1- Introdução: o que envolve atualmente o conceito de responsabilidade civil?
As tradições de common law e civil law legaram ao instituto da responsabilidade civil traços estruturais distintos. Sob a perspectiva de common law, as hipóteses ocasionadoras de indenização foram sendo construídas de modo tópico, case-by-case, enquanto os países de tradição de civil law consolidam a visão de sistema, conceituando o ato ilícito e seus requisitos e o dano.
O direito inglês e norte-americano buscaram a abordagem dos torts. São inúmeras as modalidades de torts, vinculados ao direito à honra, reputação, saúde mental, descumprimento contratual, privacidade, dever de cuidado, dentre outros.1
Já o direito francês, por exemplo, adotou uma lógica de universalidade, portanto, instituindo uma cláusula geral de responsabilidade em que se conseguiu enquadrar praticamente todos os torts.2
Merece registro a posição intermediária da Alemanha que optou por cláusulas de responsabilidade associadas a determinadas hipóteses legais previstas.3
A breve contextualização metodológica entre common law e civil law foi realizada com o propósito de se convergir com o termo liability, ou seja, a responsabilidade civil se restringia sob essas lógicas a se atestar a presença do nexo causal entre conduta e dano, resultando na imputação de uma reparação.
Todavia, como afirma Nelson Rosenvald, “a liability não é o epicentro da responsabilidade civil, mas apenas a sua epiderme.”4
A liability está associada ao dano, eclodindo a responsabilidade após esse evento e culmina como consequência em prol do reequilíbrio patrimonial.
Essa configuração monolítica da responsabilidade não tem mais espaço na sociedade multifacetada em que se vive.

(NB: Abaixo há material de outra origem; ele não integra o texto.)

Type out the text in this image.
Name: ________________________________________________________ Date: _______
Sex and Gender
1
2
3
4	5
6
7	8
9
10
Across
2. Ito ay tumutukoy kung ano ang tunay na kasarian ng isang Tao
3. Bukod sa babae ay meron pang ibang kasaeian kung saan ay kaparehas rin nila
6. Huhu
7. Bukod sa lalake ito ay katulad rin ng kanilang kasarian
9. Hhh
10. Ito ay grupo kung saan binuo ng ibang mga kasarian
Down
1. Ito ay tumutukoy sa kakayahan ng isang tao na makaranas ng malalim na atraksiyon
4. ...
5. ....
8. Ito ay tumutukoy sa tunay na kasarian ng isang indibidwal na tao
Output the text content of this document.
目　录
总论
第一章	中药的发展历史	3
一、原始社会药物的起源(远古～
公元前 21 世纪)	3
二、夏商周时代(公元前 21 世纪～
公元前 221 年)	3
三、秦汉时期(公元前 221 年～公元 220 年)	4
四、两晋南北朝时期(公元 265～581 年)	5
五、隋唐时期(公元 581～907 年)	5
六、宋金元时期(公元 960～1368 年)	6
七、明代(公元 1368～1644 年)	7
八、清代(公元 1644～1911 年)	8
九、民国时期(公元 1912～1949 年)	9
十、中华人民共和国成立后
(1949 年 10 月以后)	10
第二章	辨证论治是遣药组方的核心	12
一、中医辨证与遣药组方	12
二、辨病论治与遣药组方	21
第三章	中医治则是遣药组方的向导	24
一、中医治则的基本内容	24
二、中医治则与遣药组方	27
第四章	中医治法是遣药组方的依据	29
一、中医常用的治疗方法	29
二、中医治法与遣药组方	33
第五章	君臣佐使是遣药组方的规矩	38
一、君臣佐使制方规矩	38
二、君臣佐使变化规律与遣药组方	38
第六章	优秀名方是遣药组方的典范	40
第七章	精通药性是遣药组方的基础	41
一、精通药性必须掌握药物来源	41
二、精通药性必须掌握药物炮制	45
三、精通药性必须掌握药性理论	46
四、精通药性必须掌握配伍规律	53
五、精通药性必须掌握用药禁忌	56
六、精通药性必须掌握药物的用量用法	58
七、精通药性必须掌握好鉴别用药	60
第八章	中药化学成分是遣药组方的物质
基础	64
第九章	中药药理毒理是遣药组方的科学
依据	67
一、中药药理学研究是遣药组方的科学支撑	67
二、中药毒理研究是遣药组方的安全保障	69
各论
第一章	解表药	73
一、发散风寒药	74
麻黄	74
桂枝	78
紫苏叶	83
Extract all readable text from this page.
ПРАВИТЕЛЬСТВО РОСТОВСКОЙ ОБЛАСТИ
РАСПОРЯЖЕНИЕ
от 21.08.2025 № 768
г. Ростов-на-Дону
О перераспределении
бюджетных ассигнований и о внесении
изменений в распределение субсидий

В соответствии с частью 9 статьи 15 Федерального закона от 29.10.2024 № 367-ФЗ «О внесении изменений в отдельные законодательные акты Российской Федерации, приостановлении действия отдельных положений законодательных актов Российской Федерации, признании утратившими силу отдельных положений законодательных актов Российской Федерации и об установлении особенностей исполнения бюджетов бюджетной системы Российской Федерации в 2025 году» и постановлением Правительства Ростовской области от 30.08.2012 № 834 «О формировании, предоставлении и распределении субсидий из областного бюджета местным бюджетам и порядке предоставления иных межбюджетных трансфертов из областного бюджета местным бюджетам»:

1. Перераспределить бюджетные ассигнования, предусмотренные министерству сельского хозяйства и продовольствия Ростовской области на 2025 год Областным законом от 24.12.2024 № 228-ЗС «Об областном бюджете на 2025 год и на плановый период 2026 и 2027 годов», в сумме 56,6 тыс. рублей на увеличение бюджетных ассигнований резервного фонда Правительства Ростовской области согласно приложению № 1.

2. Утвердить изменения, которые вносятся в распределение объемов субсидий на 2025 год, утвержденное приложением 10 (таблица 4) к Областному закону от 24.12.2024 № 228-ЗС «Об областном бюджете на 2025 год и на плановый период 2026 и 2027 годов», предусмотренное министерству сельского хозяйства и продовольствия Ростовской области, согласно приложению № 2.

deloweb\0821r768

O palco da democracia e a ênfase à proteção dos direitos humanos, fundamentais e sociais clamam por outros papeis do instituto da responsabilidade. Emergem, nesse sentido, aspectos morais e novamente com Nelson Rosenvald, o termo responsibility “é perene, transitando entre o passado, o presente e o futuro.”
Responsibility está centrada no necessário olhar prospectivo, ultrapassando a mera função indenizatória de viés retrospectivo, por isso, marcha rumo às funções preventiva e precaucional, afirmando-se a responsabilidade sem dano ou antecipando-se a ele.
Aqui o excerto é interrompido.